Welser-Möst and Cleveland are taking a different tack, doubling down on more recondite works. Next season will bring a concert version of Janacek’s “Jenufa,” and the orchestra said on Monday that 2025-26 will include Beethoven’s “Fidelio” in concert, and that Welser-Möst’s final season the following year will culminate in a staging of Strauss’s “Die Frau Ohne Schatten.”

All this is, of course, not cheap. Gremillet estimated that a staged production costs about twice as much as presenting the same opera in concert, which is itself far more expensive than a normal symphonic weekend.

But doing it can deepen the playing of even a great ensemble. “This orchestra has always been great,” Welser-Möst said in an interview. “But what I wanted from them when I started was more flexibility, and a more singing sound. And after we did ‘Rusalka,’ Dvorak’s Ninth was a different piece for them. After ‘Rosenkavalier,’ ‘Till Eulenspiegel’ was a different piece for them.”
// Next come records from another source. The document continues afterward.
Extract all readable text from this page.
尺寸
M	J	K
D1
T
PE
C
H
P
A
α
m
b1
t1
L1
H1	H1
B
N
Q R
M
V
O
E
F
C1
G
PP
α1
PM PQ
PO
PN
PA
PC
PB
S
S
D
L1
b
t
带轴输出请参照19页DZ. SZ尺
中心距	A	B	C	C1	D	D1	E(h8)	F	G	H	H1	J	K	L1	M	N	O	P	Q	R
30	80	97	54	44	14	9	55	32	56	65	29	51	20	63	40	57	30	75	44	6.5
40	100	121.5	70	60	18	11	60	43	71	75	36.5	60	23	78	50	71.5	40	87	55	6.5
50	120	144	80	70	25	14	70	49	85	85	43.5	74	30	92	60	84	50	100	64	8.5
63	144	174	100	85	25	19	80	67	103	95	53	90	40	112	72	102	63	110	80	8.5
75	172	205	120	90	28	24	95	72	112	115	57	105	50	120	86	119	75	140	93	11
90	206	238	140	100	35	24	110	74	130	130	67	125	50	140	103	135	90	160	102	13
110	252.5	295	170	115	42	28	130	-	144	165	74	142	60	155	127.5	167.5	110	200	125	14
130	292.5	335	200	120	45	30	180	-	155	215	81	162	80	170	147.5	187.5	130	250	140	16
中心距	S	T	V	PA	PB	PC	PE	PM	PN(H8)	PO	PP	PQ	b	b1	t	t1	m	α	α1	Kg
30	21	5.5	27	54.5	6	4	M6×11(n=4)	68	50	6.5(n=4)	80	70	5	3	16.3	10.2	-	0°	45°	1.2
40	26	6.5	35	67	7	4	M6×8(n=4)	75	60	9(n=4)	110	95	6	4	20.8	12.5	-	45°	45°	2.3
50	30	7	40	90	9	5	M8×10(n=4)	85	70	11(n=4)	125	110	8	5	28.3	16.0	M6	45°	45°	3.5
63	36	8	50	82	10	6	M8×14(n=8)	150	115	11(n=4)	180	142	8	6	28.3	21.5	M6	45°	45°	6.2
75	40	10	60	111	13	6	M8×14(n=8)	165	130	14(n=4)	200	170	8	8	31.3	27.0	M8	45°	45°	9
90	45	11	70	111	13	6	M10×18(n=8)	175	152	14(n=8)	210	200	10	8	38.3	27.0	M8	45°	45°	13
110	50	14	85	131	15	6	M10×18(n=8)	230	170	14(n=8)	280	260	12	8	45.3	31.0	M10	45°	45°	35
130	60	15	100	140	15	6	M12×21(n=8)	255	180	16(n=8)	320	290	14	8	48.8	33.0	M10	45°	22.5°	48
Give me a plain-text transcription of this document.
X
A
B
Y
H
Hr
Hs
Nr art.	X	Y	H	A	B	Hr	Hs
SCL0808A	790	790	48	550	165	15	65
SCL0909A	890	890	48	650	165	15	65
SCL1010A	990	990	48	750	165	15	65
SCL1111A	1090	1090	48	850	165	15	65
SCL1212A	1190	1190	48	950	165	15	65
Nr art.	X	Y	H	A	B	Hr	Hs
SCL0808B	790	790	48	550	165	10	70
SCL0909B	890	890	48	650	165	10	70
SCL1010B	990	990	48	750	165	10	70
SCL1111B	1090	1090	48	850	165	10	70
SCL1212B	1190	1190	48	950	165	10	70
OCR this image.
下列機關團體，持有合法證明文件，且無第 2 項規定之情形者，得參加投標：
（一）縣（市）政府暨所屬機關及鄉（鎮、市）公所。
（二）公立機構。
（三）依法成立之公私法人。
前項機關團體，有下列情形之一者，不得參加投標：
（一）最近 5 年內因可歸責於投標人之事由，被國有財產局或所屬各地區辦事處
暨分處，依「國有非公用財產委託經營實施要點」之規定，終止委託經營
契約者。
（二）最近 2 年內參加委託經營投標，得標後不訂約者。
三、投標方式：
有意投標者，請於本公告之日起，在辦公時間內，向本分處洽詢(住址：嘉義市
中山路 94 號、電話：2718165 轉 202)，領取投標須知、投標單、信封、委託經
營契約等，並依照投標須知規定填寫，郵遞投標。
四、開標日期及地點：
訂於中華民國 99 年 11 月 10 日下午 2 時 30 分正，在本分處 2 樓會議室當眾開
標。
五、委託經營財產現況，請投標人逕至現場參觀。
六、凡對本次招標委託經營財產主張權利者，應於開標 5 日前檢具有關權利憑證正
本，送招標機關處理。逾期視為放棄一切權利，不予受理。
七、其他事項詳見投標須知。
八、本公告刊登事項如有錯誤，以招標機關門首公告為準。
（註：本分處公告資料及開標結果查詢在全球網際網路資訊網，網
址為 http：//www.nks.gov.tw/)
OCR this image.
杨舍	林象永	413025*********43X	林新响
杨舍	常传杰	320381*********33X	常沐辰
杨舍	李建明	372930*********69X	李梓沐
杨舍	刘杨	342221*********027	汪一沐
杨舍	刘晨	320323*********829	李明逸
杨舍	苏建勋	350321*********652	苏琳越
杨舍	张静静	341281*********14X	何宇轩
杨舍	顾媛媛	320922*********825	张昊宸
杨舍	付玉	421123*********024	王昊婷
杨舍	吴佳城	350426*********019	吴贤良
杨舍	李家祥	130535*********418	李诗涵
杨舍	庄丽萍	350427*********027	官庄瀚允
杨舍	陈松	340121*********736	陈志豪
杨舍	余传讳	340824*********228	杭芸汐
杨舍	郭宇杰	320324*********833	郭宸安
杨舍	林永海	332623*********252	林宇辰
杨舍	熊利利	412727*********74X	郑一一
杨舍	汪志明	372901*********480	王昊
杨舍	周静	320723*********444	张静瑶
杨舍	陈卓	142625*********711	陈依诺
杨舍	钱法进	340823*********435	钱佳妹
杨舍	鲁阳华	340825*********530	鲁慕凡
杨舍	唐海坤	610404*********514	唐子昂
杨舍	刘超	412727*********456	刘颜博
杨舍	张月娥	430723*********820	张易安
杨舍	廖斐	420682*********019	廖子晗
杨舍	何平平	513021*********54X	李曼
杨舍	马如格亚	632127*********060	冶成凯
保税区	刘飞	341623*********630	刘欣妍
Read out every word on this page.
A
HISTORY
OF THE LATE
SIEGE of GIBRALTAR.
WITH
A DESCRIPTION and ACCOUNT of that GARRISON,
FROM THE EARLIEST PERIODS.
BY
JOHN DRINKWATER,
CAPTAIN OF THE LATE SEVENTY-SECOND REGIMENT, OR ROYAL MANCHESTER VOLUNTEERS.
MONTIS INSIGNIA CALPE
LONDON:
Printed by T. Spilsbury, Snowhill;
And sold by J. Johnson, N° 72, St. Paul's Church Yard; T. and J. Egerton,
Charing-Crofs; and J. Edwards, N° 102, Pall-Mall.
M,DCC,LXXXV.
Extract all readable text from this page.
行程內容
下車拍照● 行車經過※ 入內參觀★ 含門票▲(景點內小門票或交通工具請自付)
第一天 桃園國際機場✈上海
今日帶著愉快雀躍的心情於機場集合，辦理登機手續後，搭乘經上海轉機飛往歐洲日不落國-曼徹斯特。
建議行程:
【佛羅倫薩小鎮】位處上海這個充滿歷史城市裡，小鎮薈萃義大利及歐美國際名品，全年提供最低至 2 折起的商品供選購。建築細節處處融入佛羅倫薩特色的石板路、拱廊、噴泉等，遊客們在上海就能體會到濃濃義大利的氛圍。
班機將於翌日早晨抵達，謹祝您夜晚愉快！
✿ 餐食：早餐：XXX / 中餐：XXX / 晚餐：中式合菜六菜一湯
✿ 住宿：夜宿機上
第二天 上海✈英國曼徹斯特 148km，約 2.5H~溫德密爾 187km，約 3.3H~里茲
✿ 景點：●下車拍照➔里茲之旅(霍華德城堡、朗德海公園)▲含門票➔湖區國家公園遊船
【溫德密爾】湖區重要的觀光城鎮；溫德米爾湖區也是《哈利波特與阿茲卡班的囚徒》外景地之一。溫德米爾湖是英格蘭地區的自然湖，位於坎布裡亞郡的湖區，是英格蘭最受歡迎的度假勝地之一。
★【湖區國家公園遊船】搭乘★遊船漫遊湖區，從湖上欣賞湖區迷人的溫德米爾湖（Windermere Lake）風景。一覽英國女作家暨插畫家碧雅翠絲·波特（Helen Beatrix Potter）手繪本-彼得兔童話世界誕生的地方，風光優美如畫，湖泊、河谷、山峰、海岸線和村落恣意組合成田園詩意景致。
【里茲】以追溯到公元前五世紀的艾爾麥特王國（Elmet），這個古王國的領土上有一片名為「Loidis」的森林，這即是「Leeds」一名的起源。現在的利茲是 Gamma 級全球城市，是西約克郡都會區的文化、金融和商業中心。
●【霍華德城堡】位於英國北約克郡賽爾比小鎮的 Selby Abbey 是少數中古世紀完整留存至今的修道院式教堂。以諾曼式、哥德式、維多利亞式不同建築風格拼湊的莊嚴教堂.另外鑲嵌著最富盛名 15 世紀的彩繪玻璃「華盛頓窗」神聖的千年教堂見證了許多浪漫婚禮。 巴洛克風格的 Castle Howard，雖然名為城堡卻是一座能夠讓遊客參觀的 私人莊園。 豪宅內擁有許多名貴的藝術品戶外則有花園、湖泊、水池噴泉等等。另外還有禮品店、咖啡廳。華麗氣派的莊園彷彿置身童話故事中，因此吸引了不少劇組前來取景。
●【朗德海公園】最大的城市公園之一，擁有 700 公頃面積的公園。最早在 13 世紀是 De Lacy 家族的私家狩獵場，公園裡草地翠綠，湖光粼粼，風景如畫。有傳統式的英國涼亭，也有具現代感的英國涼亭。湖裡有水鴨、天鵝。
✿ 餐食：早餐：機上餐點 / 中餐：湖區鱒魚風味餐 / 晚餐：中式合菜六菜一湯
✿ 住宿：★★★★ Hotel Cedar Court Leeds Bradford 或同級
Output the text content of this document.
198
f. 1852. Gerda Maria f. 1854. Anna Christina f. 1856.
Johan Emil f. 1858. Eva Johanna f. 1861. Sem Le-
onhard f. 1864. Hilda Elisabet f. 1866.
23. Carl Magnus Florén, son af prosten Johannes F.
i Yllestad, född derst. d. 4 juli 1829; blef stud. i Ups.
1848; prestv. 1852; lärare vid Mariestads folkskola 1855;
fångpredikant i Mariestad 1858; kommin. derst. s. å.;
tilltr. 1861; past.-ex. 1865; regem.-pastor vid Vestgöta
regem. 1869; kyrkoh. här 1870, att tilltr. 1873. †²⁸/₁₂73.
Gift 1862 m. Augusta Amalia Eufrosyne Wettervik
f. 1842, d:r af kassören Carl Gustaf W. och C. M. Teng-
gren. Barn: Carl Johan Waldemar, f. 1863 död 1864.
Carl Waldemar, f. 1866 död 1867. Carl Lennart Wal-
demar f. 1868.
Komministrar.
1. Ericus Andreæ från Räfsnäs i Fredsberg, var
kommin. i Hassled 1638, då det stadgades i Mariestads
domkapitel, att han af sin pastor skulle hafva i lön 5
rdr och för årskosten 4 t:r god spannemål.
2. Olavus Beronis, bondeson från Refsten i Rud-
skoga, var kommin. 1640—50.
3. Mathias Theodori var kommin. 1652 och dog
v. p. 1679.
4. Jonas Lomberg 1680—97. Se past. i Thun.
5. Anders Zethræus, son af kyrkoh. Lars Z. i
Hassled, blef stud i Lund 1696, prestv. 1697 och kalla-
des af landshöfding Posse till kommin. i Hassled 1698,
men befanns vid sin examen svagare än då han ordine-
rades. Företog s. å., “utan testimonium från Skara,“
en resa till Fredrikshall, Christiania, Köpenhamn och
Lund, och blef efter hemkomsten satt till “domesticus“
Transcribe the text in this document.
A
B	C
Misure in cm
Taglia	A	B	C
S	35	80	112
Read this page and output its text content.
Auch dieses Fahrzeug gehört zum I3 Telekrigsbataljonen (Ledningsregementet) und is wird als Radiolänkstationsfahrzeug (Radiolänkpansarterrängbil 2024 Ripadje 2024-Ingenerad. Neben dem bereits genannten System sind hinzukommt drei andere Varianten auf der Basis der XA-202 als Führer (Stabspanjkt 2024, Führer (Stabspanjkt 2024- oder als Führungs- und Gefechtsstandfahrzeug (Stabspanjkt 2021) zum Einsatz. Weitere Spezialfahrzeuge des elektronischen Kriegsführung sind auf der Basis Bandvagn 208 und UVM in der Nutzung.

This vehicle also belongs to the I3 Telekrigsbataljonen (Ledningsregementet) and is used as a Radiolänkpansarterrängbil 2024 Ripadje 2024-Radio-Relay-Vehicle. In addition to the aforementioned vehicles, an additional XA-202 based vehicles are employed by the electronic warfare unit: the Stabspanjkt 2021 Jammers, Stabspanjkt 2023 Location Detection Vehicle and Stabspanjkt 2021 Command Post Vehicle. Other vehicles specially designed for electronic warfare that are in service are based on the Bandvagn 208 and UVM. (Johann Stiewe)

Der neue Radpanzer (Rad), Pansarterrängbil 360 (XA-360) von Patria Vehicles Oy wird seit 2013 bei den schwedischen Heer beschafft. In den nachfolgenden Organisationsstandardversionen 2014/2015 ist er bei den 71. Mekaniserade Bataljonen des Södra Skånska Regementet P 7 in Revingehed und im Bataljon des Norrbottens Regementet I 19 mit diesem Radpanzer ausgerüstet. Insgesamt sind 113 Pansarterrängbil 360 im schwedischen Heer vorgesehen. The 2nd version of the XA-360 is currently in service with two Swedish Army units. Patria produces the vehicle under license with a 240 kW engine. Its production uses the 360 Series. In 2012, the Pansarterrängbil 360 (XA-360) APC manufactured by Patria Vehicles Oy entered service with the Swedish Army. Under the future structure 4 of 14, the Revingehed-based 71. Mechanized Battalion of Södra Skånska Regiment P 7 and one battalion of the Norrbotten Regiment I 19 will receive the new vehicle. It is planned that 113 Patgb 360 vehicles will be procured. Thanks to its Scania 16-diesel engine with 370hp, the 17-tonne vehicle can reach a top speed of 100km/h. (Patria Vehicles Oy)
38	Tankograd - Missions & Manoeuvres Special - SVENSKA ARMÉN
As the orchestra searches for Welser-Möst’s successor, Gremillet gave a hint that he’d prefer a music director who can maintain these regular presentations as a pillar of the Cleveland season. “There’s something about experience conducting opera,” he said, “that to me signals a complete conductor.”

And there’s something about presenting opera that signals, to me, a complete orchestra.